The price of progress

By A. P. HephestPublished 5 years ago 8 min read
To be free of one's past
Photo by John Adams on Unsplash

Somersaulting over a small street food stand, Jasper tossed backwards whatever he could touch on the bench as he landed on his feet. His pursuers ducked and sidestepped in a desperate attempt to evade the slew of sloppy sauces and food crates that was raining towards them. It was just another hindrance to add to their already hulking, pearly armor and helmets, but they would not stop.

“This is your final warning! Stop or we will have to exercise force!”, sounded a helmet-distorted voice.

The other peacekeeper pitched in, still wiping his visor clean. “Janitor 1376, you have just committed a fourth violation – the Eyes of Devron are recording your every move! Stop before you make matters worse for yourself!”

Jasper scoffed under his laborious breath. He found the description of city cameras as “eyes” a cheap attempt at hammering yet another nail in the ball’s chain for the people. Then again, that was not an overstatement. They did watch every single corner in the grid. They watched, even through the thick soot choking the city.

With his lungs crying for air, his sprint was getting all the more erratic. He now had to focus on his feet. He had to think about their movements. The peacekeeper’s voices were getting to his head. He looked around to find a point of elevation, somewhere to grapple from and disappear. But the expanse of the city streets ahead just kept on unfolding. And as his eyes were racing around, his focus turned away from his feet. An entanglement in their unfortunate dance sent him flying, then rolled him a couple of times until he eventually drifted to a halt on the street’s grinding concrete.
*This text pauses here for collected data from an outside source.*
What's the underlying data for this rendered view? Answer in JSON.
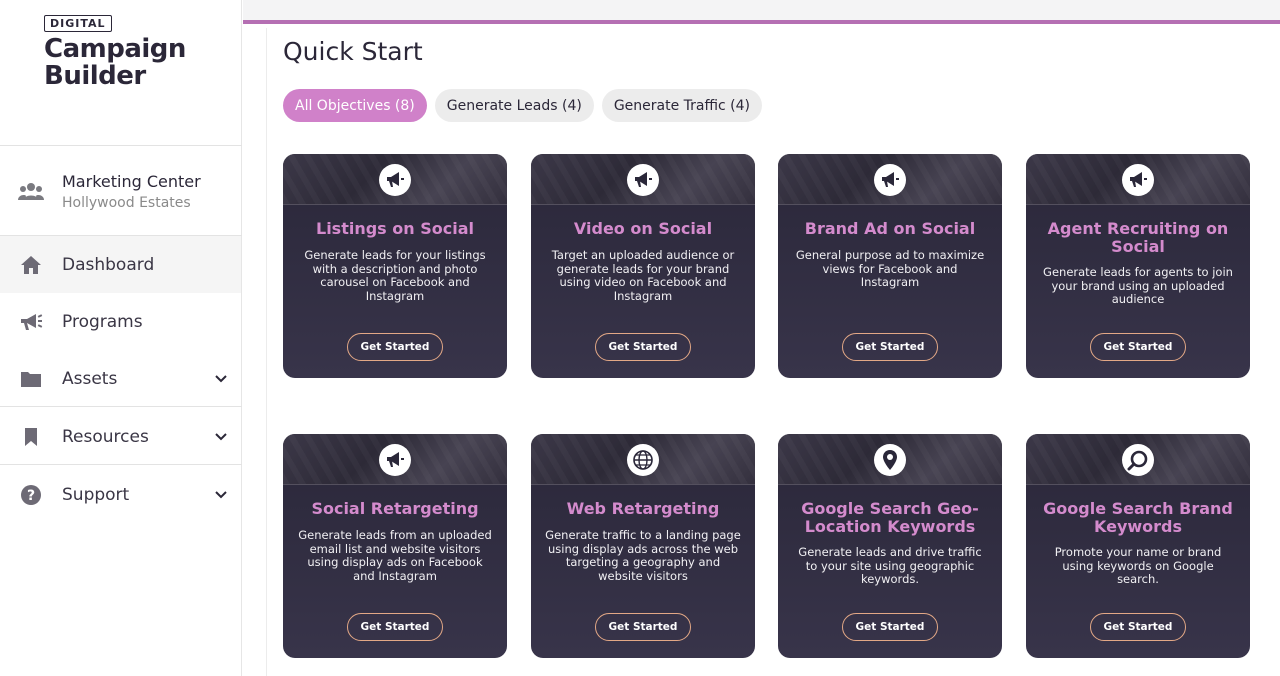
{
  "brand": {
    "badge": "DIGITAL",
    "title_line1": "Campaign",
    "title_line2": "Builder"
  },
  "center": {
    "name": "Marketing Center",
    "subtitle": "Hollywood Estates"
  },
  "nav": {
    "dashboard": "Dashboard",
    "programs": "Programs",
    "assets": "Assets",
    "resources": "Resources",
    "support": "Support"
  },
  "page": {
    "title": "Quick Start"
  },
  "filters": {
    "all": "All Objectives (8)",
    "leads": "Generate Leads (4)",
    "traffic": "Generate Traffic (4)"
  },
  "colors": {
    "accent": "#d081c9",
    "topbar_border": "#b56fb3",
    "card_bg": "#2a2739",
    "card_title": "#d48bcd",
    "button_border": "#e3a886"
  },
  "cards": [
    {
      "icon": "megaphone-icon",
      "title": "Listings on Social",
      "desc": "Generate leads for your listings with a description and photo carousel on Facebook and Instagram",
      "button": "Get Started"
    },
    {
      "icon": "megaphone-icon",
      "title": "Video on Social",
      "desc": "Target an uploaded audience or generate leads for your brand using video on Facebook and Instagram",
      "button": "Get Started"
    },
    {
      "icon": "megaphone-icon",
      "title": "Brand Ad on Social",
      "desc": "General purpose ad to maximize views for Facebook and Instagram",
      "button": "Get Started"
    },
    {
      "icon": "megaphone-icon",
      "title": "Agent Recruiting on Social",
      "desc": "Generate leads for agents to join your brand using an uploaded audience",
      "button": "Get Started"
    },
    {
      "icon": "megaphone-icon",
      "title": "Social Retargeting",
      "desc": "Generate leads from an uploaded email list and website visitors using display ads on Facebook and Instagram",
      "button": "Get Started"
    },
    {
      "icon": "globe-icon",
      "title": "Web Retargeting",
      "desc": "Generate traffic to a landing page using display ads across the web targeting a geography and website visitors",
      "button": "Get Started"
    },
    {
      "icon": "map-pin-icon",
      "title": "Google Search Geo-Location Keywords",
      "desc": "Generate leads and drive traffic to your site using geographic keywords.",
      "button": "Get Started"
    },
    {
      "icon": "search-icon",
      "title": "Google Search Brand Keywords",
      "desc": "Promote your name or brand using keywords on Google search.",
      "button": "Get Started"
    }
  ]
}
The peacekeepers slowed down at the sight, before one of them lifted his helmet and smugly walked towards Jasper.

“Janitor 1376, you are being apprehended for the following violations. Violation one: Challenging your assigned community role…”

Jasper looked to the back of his hand, where a faint “J” and the number 1376 under it were now barely visible underneath a scab of irritated skin. Attempting to erase this was an act of revolt in the eyes of the magistrate.

The peacekeeper continued. “Violation two: Leaving your assigned corrective facility without the Magistrate’s permission. Violation three: Removing your Pendant of Allegiance and replacing it with an instrument which defies the Magister’s orders…”

Jasper snapped. “An instrument? Seriously, man? It’s a picture of my fiancé! My family”! He pulled out a copper heart-shaped locket, discolorized and nearly decrepit, from underneath his shirt. Extending his dirt-covered, trembling hand to show the peacekeeper, he opened it to reveal the picture inside. “You remember what family is, right? Or did they wire that out of your memory too”?

Standing over him imposing as ever, the peacekeeper did not flinch. In turn, he also pulled out a small, rectangular box attached to a chain and opened it. A feeble blue light emanated from inside, and a feint voice riddled with radio static could be heard from within. “Rejecting the Magistrate’s broadcast is rejecting his rule and order”, he explained. “Our past does not matter and we shall not pursue it. We look only to the future”.

“How the hell do you build a future without lessons from the past?”, cracked Jasper’s voice.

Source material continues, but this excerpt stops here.